In a short while, she had steaks for him sizzling on a grill over the mesquite fire in her pit. Pedro’s boy came for the ribs, and she quickly quartered the sheep.
“Give half these ribs to your Aunt Tosah,” she instructed the boy. “Then stop and tell Diego to come get some meat too.” Then she spoke to Slocum. “It will spoil in a few days in this heat.”
Slocum nodded. His own concerns were on the safety of his friends. Bailey was no fool, but no way he could expect those killers to be out of jail either. Who’d given Coyote a gun? Had his jailers gotten careless and clumsy? Slocum might never know. Such a mad dog on the loose, though, made him uneasy.
“I am making tortillas for you,” Lupe announced, busy washing and drying her hands. “You like the flour ones, don’t you?”
“Sure, but don’t go to any trouble.”
“For you, my Slocum, I will go to much trouble. Someday you will forget this woman and I will get you back in my web.”
“Don’t cast any spells on me,” he said with a grin.
“Never—” Then she cupped her mouth with her hand as if she had just discovered something. “I know what is wrong with him.”
“Who?”
“Chisum.” She looked off toward the mountains in deep thought.
“What?”
“He has the disease where he cannot pee. It is stopped way up inside and hard for him to do it. I have seen men like that before. Pedro’s father, he had it.” She shook her head. “He did not live long.”
“Maybe you have some medicine to help him.”
“I have some. The plant does not grow here.” Still deep in thought about the man, she took some lard on her fingertips from a can and mixed it into the small hill of flour with her hands. “I have seen it before. The medicine will help.” She shook her head ruefully. “But they all die after while. The medicine doctors say it is cancer.”
“You could tell all that from looking at his face?”
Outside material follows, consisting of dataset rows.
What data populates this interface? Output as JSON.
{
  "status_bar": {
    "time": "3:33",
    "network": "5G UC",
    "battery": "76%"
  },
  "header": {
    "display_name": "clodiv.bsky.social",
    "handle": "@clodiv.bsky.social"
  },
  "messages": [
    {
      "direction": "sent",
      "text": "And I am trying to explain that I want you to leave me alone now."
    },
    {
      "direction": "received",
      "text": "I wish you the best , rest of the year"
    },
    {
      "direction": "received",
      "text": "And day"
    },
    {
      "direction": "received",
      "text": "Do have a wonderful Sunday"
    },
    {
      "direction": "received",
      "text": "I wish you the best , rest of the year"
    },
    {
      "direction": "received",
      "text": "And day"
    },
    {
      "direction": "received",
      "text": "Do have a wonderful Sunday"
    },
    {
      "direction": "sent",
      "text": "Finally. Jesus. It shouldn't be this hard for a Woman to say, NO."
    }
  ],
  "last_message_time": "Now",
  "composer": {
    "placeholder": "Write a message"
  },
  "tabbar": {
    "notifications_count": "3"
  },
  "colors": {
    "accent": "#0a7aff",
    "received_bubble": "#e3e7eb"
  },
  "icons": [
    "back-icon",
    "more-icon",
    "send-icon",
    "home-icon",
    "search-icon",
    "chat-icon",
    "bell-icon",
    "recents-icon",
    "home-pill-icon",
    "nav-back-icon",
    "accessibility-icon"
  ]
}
“No, he acted sore in the crotch too when he mounted his horse. He looked so gray.”
“You feel sorry for him?”
“No. New Mexico won’t miss him.” She wrinkled her upper lip in distaste. “He has run over my people for his own riches. But always I try to help those who come to me. See, he came to my door. But he did not ask for treatment, or I would have helped even him. I have the powder from the dried sumac berries and leaves. They would have made him better for a while.”
Slocum agreed with a nod. Lupe Valdez was a generous woman to everyone, even her enemies. He hated to have to leave her so soon, but he must. He had outstayed his time already. He needed to go check on Marty, and the word would soon spread to other bounty hunters; they’d come for him.
She served him the steaks on a platter. The ram’s meat tasted rich and tender as he chewed it. He ate slowly. The flavor-filled brown beans on his hot flour tortillas made the saliva rush into his mouth. With a mug of her tea to sip on, he thought with dread about leaving her place and the long ride south.
Once he was satisfied Marty and Bailey would be safe, he needed to ride on. He couldn’t come back and see Lupe again soon, nor Juanita—the memory of her luscious body made his guts roil at the thought of not having her again. Chisum did not deserve such a wonderful mistress.
Lupe made him more snowy tortillas than he could eat. At last he leaned back on the bench, too full to hardly speak. “Enough, girl. I have to ride.”
“Dammit!” she swore, and rushed over to hug his face to her firm breasts. She rocked him back and forth. “Be careful. I will have those gloves made when you come again.”
“It may be—”
“No matter. They will be here for you. But come back soon.” Lupe began to cry.